IME the degradation of quality is worse in dim light, and in dim light the up-close suffers more than the far distance does. As I have gotten older (age ~45 then to now 62 while using these lenses) the issues have gotten larger.

The way I optimize what I get is by having the contacts made for “computer” distance and beyond. So ~3’ to infinity. And on the rare occasions I’m doing no kidding up-close work I add drug store cheaters; 1.50s in my case.

My bottom line: I find the contacts adequate, not wonderful. The net tradeoff of not hassling with spectacles, multiple reflections, fogging vs COVID masks, vanity, etc., is what tips the balance for me to keep using them.

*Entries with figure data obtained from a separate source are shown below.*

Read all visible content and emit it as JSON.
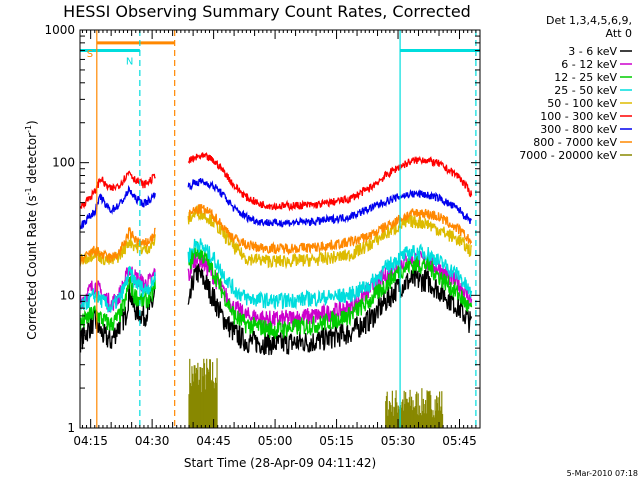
{
  "chart_data": {
    "type": "line",
    "title": "HESSI Observing Summary Count Rates, Corrected",
    "xlabel": "Start Time (28-Apr-09 04:11:42)",
    "ylabel_main": "Corrected Count Rate (s",
    "ylabel_sup1": "-1",
    "ylabel_mid": " detector",
    "ylabel_sup2": "-1",
    "ylabel_end": ")",
    "y_scale": "log",
    "ylim": [
      1,
      1000
    ],
    "y_ticks": [
      {
        "value": 1,
        "label": "1"
      },
      {
        "value": 10,
        "label": "10"
      },
      {
        "value": 100,
        "label": "100"
      },
      {
        "value": 1000,
        "label": "1000"
      }
    ],
    "x_start_min": 252.4,
    "x_end_min": 350,
    "x_ticks": [
      {
        "value": 255,
        "label": "04:15"
      },
      {
        "value": 270,
        "label": "04:30"
      },
      {
        "value": 285,
        "label": "04:45"
      },
      {
        "value": 300,
        "label": "05:00"
      },
      {
        "value": 315,
        "label": "05:15"
      },
      {
        "value": 330,
        "label": "05:30"
      },
      {
        "value": 345,
        "label": "05:45"
      }
    ],
    "legend_header": [
      "Det 1,3,4,5,6,9,",
      "Att 0"
    ],
    "legend_position": "right",
    "gaps": [
      [
        270.8,
        278.8
      ]
    ],
    "series": [
      {
        "name": "3 - 6 keV",
        "color": "#000000",
        "points": [
          [
            252.4,
            4.5
          ],
          [
            256,
            6.5
          ],
          [
            258,
            5
          ],
          [
            260,
            4.5
          ],
          [
            262,
            6
          ],
          [
            263.5,
            7
          ],
          [
            264.5,
            11
          ],
          [
            265.5,
            8
          ],
          [
            268,
            7
          ],
          [
            270,
            8.5
          ],
          [
            270.7,
            11
          ],
          [
            279,
            8
          ],
          [
            280,
            13
          ],
          [
            281,
            15
          ],
          [
            283,
            12.5
          ],
          [
            285,
            9.5
          ],
          [
            287,
            7
          ],
          [
            290,
            5.2
          ],
          [
            293,
            4.5
          ],
          [
            300,
            4.3
          ],
          [
            310,
            4.5
          ],
          [
            318,
            5.2
          ],
          [
            323,
            6.5
          ],
          [
            327,
            9
          ],
          [
            330,
            11.5
          ],
          [
            333,
            13
          ],
          [
            337,
            13
          ],
          [
            340,
            11
          ],
          [
            345,
            8
          ],
          [
            348,
            6
          ]
        ]
      },
      {
        "name": "6 - 12 keV",
        "color": "#cc00cc",
        "points": [
          [
            252.4,
            9
          ],
          [
            256,
            12
          ],
          [
            258,
            10
          ],
          [
            260,
            8.5
          ],
          [
            262,
            10
          ],
          [
            263.5,
            13
          ],
          [
            264.5,
            16
          ],
          [
            265.5,
            14
          ],
          [
            268,
            12
          ],
          [
            270,
            13
          ],
          [
            270.7,
            15.5
          ],
          [
            279,
            14
          ],
          [
            280,
            18
          ],
          [
            281,
            20
          ],
          [
            283,
            17
          ],
          [
            285,
            14
          ],
          [
            287,
            11
          ],
          [
            290,
            8
          ],
          [
            293,
            7
          ],
          [
            300,
            6.5
          ],
          [
            310,
            7
          ],
          [
            318,
            8
          ],
          [
            323,
            11
          ],
          [
            327,
            14
          ],
          [
            330,
            17
          ],
          [
            333,
            19
          ],
          [
            337,
            18
          ],
          [
            340,
            16
          ],
          [
            345,
            12
          ],
          [
            348,
            9
          ]
        ]
      },
      {
        "name": "12 - 25 keV",
        "color": "#00cc00",
        "points": [
          [
            252.4,
            6
          ],
          [
            256,
            7.5
          ],
          [
            258,
            6.5
          ],
          [
            260,
            6
          ],
          [
            262,
            7
          ],
          [
            263.5,
            9
          ],
          [
            264.5,
            13
          ],
          [
            265.5,
            10
          ],
          [
            268,
            9
          ],
          [
            270,
            10
          ],
          [
            270.7,
            13
          ],
          [
            279,
            17
          ],
          [
            280,
            20
          ],
          [
            281,
            22
          ],
          [
            283,
            19
          ],
          [
            285,
            15
          ],
          [
            287,
            11
          ],
          [
            290,
            7
          ],
          [
            293,
            6
          ],
          [
            300,
            5.5
          ],
          [
            310,
            6
          ],
          [
            318,
            7
          ],
          [
            323,
            9
          ],
          [
            327,
            12
          ],
          [
            330,
            15
          ],
          [
            333,
            17
          ],
          [
            337,
            17
          ],
          [
            340,
            14
          ],
          [
            345,
            10
          ],
          [
            348,
            7.5
          ]
        ]
      },
      {
        "name": "25 - 50 keV",
        "color": "#00dddd",
        "points": [
          [
            252.4,
            8
          ],
          [
            256,
            10
          ],
          [
            258,
            9
          ],
          [
            260,
            8
          ],
          [
            262,
            9.5
          ],
          [
            263.5,
            12
          ],
          [
            264.5,
            15
          ],
          [
            265.5,
            13
          ],
          [
            268,
            11
          ],
          [
            270,
            12
          ],
          [
            270.7,
            14
          ],
          [
            279,
            20
          ],
          [
            280,
            23
          ],
          [
            281,
            25
          ],
          [
            283,
            22
          ],
          [
            285,
            19
          ],
          [
            287,
            15
          ],
          [
            290,
            11
          ],
          [
            293,
            9.5
          ],
          [
            300,
            9
          ],
          [
            310,
            9.5
          ],
          [
            318,
            10
          ],
          [
            323,
            12
          ],
          [
            327,
            16
          ],
          [
            330,
            19
          ],
          [
            333,
            21
          ],
          [
            337,
            21
          ],
          [
            340,
            18
          ],
          [
            345,
            14
          ],
          [
            348,
            10
          ]
        ]
      },
      {
        "name": "50 - 100 keV",
        "color": "#ddbb00",
        "points": [
          [
            252.4,
            18
          ],
          [
            256,
            21
          ],
          [
            258,
            19
          ],
          [
            260,
            18
          ],
          [
            262,
            20
          ],
          [
            263.5,
            23
          ],
          [
            264.5,
            26
          ],
          [
            265.5,
            24
          ],
          [
            268,
            22
          ],
          [
            270,
            24
          ],
          [
            270.7,
            26
          ],
          [
            279,
            38
          ],
          [
            280,
            40
          ],
          [
            281,
            43
          ],
          [
            283,
            40
          ],
          [
            285,
            36
          ],
          [
            287,
            30
          ],
          [
            290,
            23
          ],
          [
            293,
            19
          ],
          [
            300,
            18
          ],
          [
            310,
            18.5
          ],
          [
            318,
            20
          ],
          [
            323,
            24
          ],
          [
            327,
            29
          ],
          [
            330,
            33
          ],
          [
            333,
            36
          ],
          [
            337,
            35
          ],
          [
            340,
            31
          ],
          [
            345,
            26
          ],
          [
            348,
            21
          ]
        ]
      },
      {
        "name": "100 - 300 keV",
        "color": "#ff0000",
        "points": [
          [
            252.4,
            46
          ],
          [
            256,
            60
          ],
          [
            257.5,
            77
          ],
          [
            258.5,
            68
          ],
          [
            260,
            63
          ],
          [
            262,
            68
          ],
          [
            263.5,
            78
          ],
          [
            264.5,
            86
          ],
          [
            265.5,
            76
          ],
          [
            268,
            68
          ],
          [
            270,
            75
          ],
          [
            270.7,
            82
          ],
          [
            279,
            102
          ],
          [
            280,
            107
          ],
          [
            282,
            112
          ],
          [
            284,
            108
          ],
          [
            286,
            97
          ],
          [
            288,
            82
          ],
          [
            290,
            67
          ],
          [
            293,
            55
          ],
          [
            296,
            49
          ],
          [
            300,
            47
          ],
          [
            310,
            48
          ],
          [
            318,
            53
          ],
          [
            323,
            64
          ],
          [
            327,
            80
          ],
          [
            330,
            92
          ],
          [
            333,
            102
          ],
          [
            336,
            106
          ],
          [
            340,
            98
          ],
          [
            345,
            78
          ],
          [
            348,
            57
          ]
        ]
      },
      {
        "name": "300 - 800 keV",
        "color": "#0000ee",
        "points": [
          [
            252.4,
            33
          ],
          [
            256,
            43
          ],
          [
            257.5,
            56
          ],
          [
            258.5,
            48
          ],
          [
            260,
            44
          ],
          [
            262,
            48
          ],
          [
            263.5,
            56
          ],
          [
            264.5,
            63
          ],
          [
            265.5,
            55
          ],
          [
            268,
            49
          ],
          [
            270,
            54
          ],
          [
            270.7,
            60
          ],
          [
            279,
            66
          ],
          [
            280,
            70
          ],
          [
            282,
            72
          ],
          [
            284,
            69
          ],
          [
            286,
            63
          ],
          [
            288,
            54
          ],
          [
            290,
            45
          ],
          [
            293,
            39
          ],
          [
            296,
            36
          ],
          [
            300,
            35
          ],
          [
            310,
            36
          ],
          [
            318,
            39
          ],
          [
            323,
            45
          ],
          [
            327,
            51
          ],
          [
            330,
            55
          ],
          [
            333,
            58
          ],
          [
            336,
            58
          ],
          [
            340,
            54
          ],
          [
            345,
            44
          ],
          [
            348,
            35
          ]
        ]
      },
      {
        "name": "800 - 7000 keV",
        "color": "#ff8800",
        "points": [
          [
            252.4,
            18
          ],
          [
            256,
            22
          ],
          [
            258,
            20
          ],
          [
            260,
            19
          ],
          [
            262,
            21
          ],
          [
            263.5,
            26
          ],
          [
            264.5,
            30
          ],
          [
            265.5,
            27
          ],
          [
            268,
            24
          ],
          [
            270,
            27
          ],
          [
            270.7,
            30
          ],
          [
            279,
            40
          ],
          [
            280,
            43
          ],
          [
            282,
            45
          ],
          [
            284,
            42
          ],
          [
            286,
            37
          ],
          [
            288,
            31
          ],
          [
            290,
            27
          ],
          [
            293,
            24
          ],
          [
            296,
            23
          ],
          [
            300,
            22.5
          ],
          [
            310,
            23
          ],
          [
            318,
            25
          ],
          [
            323,
            28
          ],
          [
            327,
            33
          ],
          [
            330,
            37
          ],
          [
            333,
            41
          ],
          [
            336,
            42
          ],
          [
            340,
            39
          ],
          [
            345,
            31
          ],
          [
            348,
            25
          ]
        ]
      },
      {
        "name": "7000 - 20000 keV",
        "color": "#888800",
        "points": []
      }
    ],
    "background_bursts": [
      {
        "x0": 279,
        "x1": 286,
        "ymin": 1.8,
        "ymax": 3.5
      },
      {
        "x0": 327,
        "x1": 341,
        "ymin": 1.2,
        "ymax": 2.0
      }
    ],
    "markers": [
      {
        "kind": "segment",
        "label": "S",
        "color": "#ff8800",
        "x0": 256.5,
        "x1": 275.5,
        "y": 800
      },
      {
        "kind": "segment",
        "label": "N",
        "color": "#00dddd",
        "x0": 252.4,
        "x1": 267,
        "y": 700
      },
      {
        "kind": "segment",
        "label": "",
        "color": "#00dddd",
        "x0": 330.5,
        "x1": 350,
        "y": 700
      },
      {
        "kind": "vline_solid",
        "label": "",
        "color": "#ff8800",
        "x": 256.5
      },
      {
        "kind": "vline_dashed",
        "label": "",
        "color": "#ff8800",
        "x": 275.5
      },
      {
        "kind": "vline_dashed",
        "label": "",
        "color": "#00dddd",
        "x": 267
      },
      {
        "kind": "vline_solid",
        "label": "",
        "color": "#00dddd",
        "x": 330.5
      },
      {
        "kind": "vline_dashed",
        "label": "",
        "color": "#00dddd",
        "x": 349
      }
    ],
    "footer": "5-Mar-2010 07:18"
  }
}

Hope some of this is relevant to the OP.

I used the Coopervison biofinity, if I recall when testing them out they gave me two sets (one eye has an astigmatism and the other did not but needed more correction), one set for right eye dominance and one for left eye , things looked weird with the wrong set up.
Last year I got laser surgery and one eye welded up for close up and one for distance and I wonder why I never had it done years ago.

The thing with progressive contacts in my experience is that they kinda suck. You have to solve for one criteria and accept the rest. In my case, I just got a new prescription. The criteria was I need to be able to read my mobile phone at arm’s length and read road signs. Yep, depending on the the day, salinity of my eyes, etc., I can read my mobile phone anywhere from a foot away to arms length. I can read a road sign while driving. Distances between arm’s length and a dozens of yards can be dodgy. Distance right in front of my face is dodgy. 10 miles away may be dodgy.

Once your eye lenses degrade beyond a certain point, you can only be clear in a range. Just pick your range.

Thanks for the feedback everyone. Wearing them a bit more I realized they do help my reading somewhat, but it seems they work better in bright light.